The raucous bar where Baxter consumes an unrealistic number of martinis (about 14 olives in the circle when he's done) and picks up the blond gal who asks about Castro. It looks like a classic Manhattan bar rather than a created set, but maybe they fooled me. Anybody know?
There used to be hundreds of bars like that in NYC when this film was made; now there are only dozens. That said, I'm guessing that that particular scene was filmed on a set in LA.
@jpg: I was wrong. The bar where that scene was filmed is a real New York one: the Emerald Inn on Columbus at 69th. But if you want to see it before it disappears, you have 62 days -it closes at the end of April.

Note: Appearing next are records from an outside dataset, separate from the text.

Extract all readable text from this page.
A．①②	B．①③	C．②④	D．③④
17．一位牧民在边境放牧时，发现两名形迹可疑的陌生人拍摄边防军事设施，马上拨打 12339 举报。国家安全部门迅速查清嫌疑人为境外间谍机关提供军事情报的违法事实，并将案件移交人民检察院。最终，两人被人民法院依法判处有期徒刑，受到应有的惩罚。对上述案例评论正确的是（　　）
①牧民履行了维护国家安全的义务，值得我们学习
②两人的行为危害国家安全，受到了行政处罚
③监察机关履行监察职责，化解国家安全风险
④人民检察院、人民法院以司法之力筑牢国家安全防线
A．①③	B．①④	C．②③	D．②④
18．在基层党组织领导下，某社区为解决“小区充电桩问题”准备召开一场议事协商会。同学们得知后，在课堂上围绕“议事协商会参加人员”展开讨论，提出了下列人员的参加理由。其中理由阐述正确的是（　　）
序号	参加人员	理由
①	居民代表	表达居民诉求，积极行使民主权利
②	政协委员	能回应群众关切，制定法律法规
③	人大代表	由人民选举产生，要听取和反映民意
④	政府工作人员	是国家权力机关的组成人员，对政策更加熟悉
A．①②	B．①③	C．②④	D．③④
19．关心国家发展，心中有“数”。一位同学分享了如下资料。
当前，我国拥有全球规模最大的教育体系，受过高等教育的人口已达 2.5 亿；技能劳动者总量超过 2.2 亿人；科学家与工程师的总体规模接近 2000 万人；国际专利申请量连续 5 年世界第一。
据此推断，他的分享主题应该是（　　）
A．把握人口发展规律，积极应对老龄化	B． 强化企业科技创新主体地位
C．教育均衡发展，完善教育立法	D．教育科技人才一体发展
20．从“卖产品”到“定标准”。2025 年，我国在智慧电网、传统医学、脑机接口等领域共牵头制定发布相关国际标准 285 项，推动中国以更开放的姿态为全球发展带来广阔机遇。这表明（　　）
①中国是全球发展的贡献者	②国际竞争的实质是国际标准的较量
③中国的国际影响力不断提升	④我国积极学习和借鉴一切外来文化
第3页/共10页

I had the pleasure of attending two birthday parties at the Emerald back in 2008 and '09. Very friendly atmosphere, but not a lot of leg room once it got crowded (as in the film).
hmmm, I wouldn't trust that info without additional verification. In 1960, it would have made much more sense from technical and financial perspectives to recreate the bar on a Hollywood set than to try filming a complex scene in such a claustrophobic space.
For example, while it would appear that Hitchcock filmed the restaurant scenes in Vertigo in the real Ernie's, he simply recreated (and rearranged) Ernie's on a set.
I read both, but newspapers sometimes get it wrong. If they built an exact replica of the bar as a set, someone could have assumed they actually filmed in the bar, but I'm just saying that it doesn't seem likely tey would have done it that way in 1960.
Just to set things straight, once and for all; none of The Apartment was filmed in Manhattan, not even the scenes on the streets. All of these sets were the creations of the brilliant art director, Alexander Trauner, and they were built on sound stages on the old Goldwyn lot, on Formosa Avenue off Santa Monica Boulevard, in West Hollywood.
I stand half corrected. I agree about Central Park, but I'm not sure what you're referring to about the apartment, since that building was a set at the Goldwyn Studio.